Today is garden shop day. I only need about four or five flowers for the front garden, but I need several for the deck pots. I also need herbs for the garden and for the flower boxes on the deck. The last on my list is one more vegetable for my small raised garden. This is one of my favorite days: when I wander the aisles of the garden shop. All self-restraint seems to disappear. My cart overflows, and I wonder if I’ve bought enough.

I am 100 pages from finishing my book: A Dark Dividing by Sarah Rayne. I started it on Wednesday and have been reading every spare moment since. My errands were more of an annoyance than usual knowing that my book was sitting at home waiting. If today weren’t flower day, I wouldn’t move off the couch until I’d finished. I love finding a book difficult to put down.
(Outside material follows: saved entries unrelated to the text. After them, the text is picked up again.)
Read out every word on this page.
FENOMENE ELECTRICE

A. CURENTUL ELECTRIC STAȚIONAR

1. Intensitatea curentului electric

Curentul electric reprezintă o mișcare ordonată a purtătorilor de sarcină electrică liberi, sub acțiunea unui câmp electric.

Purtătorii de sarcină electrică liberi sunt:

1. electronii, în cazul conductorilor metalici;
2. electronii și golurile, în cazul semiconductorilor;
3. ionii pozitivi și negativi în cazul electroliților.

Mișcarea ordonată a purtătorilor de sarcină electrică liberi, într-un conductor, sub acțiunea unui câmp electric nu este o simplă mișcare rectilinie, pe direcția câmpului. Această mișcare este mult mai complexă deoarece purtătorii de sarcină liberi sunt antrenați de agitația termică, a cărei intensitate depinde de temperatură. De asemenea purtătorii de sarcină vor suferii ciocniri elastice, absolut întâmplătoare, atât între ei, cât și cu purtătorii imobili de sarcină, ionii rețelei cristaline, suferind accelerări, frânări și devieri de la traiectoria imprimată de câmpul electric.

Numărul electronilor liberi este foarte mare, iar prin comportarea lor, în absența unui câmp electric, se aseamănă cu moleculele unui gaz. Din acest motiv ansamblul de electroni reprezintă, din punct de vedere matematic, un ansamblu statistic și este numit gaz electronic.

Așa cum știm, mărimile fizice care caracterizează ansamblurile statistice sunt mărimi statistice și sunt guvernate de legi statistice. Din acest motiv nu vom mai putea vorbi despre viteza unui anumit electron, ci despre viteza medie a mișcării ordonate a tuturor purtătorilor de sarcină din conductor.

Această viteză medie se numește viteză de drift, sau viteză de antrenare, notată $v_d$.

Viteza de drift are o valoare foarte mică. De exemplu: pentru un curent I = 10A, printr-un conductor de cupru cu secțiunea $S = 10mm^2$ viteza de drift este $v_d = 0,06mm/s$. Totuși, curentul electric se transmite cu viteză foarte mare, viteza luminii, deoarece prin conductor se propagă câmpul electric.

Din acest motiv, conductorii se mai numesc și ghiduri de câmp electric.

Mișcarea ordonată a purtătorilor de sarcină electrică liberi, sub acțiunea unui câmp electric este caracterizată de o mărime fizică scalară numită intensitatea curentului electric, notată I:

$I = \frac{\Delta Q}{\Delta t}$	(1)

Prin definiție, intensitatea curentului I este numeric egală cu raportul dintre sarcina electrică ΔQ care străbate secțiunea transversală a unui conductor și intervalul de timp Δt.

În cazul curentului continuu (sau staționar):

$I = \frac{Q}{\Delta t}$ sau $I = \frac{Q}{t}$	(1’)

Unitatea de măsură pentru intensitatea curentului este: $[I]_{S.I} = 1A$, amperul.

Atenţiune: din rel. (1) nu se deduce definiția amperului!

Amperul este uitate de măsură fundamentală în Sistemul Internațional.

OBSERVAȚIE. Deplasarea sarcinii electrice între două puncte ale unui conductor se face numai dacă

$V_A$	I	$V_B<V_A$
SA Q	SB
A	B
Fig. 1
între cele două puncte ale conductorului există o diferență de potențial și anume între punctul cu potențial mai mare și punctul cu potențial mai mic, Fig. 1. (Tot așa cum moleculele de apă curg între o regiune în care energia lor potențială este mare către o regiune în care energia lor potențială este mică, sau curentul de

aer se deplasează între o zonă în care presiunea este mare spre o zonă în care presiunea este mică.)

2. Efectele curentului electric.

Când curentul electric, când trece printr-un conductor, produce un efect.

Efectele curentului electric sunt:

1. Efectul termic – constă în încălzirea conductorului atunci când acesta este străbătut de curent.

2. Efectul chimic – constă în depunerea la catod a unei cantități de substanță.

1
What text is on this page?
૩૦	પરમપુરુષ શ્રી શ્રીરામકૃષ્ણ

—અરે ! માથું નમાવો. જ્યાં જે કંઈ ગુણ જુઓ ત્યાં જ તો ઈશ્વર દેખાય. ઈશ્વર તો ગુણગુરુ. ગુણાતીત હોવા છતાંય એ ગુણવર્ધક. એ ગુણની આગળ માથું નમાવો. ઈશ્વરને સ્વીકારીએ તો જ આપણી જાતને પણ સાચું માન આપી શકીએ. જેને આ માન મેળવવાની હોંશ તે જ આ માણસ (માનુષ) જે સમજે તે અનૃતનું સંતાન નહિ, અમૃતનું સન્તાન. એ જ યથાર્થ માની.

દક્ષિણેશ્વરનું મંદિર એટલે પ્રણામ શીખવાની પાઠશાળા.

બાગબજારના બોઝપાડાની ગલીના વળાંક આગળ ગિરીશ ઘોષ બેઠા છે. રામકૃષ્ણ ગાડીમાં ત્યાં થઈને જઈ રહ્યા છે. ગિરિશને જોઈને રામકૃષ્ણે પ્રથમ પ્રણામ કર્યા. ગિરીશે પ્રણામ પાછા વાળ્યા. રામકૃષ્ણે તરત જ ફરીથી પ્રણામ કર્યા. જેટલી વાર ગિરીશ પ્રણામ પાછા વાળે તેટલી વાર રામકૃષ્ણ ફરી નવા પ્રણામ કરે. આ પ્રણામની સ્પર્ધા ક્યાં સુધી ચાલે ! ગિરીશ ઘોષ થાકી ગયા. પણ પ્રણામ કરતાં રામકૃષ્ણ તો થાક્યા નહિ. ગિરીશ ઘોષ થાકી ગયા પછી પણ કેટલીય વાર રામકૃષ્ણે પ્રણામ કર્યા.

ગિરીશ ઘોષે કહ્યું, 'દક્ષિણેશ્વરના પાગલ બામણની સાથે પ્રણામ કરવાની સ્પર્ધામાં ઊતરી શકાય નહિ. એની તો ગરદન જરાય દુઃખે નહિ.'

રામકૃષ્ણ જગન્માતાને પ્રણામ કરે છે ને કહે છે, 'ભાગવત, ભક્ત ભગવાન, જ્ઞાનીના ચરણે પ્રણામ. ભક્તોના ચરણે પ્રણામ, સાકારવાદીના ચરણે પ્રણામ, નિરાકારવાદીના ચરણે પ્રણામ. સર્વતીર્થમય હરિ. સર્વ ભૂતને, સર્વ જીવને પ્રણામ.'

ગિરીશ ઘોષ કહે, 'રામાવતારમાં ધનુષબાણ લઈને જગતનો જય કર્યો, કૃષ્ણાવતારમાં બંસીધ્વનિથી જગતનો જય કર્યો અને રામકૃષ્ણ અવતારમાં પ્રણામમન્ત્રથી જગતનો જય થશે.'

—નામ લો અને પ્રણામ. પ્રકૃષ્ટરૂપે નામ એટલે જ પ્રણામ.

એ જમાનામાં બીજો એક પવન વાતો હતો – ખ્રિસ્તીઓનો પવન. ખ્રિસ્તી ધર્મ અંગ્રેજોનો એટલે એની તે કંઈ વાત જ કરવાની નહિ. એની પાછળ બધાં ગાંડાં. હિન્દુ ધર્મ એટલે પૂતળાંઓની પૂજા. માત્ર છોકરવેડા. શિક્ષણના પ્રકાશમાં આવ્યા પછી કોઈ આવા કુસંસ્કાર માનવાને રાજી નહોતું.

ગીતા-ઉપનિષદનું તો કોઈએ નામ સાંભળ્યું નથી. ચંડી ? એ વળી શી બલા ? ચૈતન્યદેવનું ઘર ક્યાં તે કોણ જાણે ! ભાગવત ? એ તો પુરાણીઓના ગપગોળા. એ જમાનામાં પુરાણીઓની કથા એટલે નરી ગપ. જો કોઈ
When I was really little, my mother read the Golden Books to me. She thought me the smartest of all children because when I was two I could identify all the animals circling the back cover. She told me my favorite story was Chicken Little. I still have a special place in my heart for Henny Penny, and I will always remember Foxy Locky, Goosey Loosey, Turkey Lurkey and Ducky Lucky. They are such wonderful names. It makes me laugh a bit thinking about my favorite childhood book and how the main character thinks the sky is falling. It is no wonder I have always loved science fiction. That Foxy Locky eats most of the characters seems a bit chilling, but I guess it never scared me as Henny Penny, my heroine, runs away safely.

My mother read Treasure Island to my brother and me, a bit of it every night before bed. It made bedtime palatable knowing I’d be following Jim and Long John Silver on their voyage. I still love that book, and I’m still pained by Long John’s treachery.

When I taught English, some kids took pride in saying they’d never read a book. Others told me my course books were the first they’d ever finished. It saddened me that these kids had never entered the amazing world of books, but once, many, many years later, a former student stopped me and said thanks. He told me he had read all of the books in my science fiction course and hadn’t stopped reading since. That was about my biggest accomplishment: helping make a student a reader.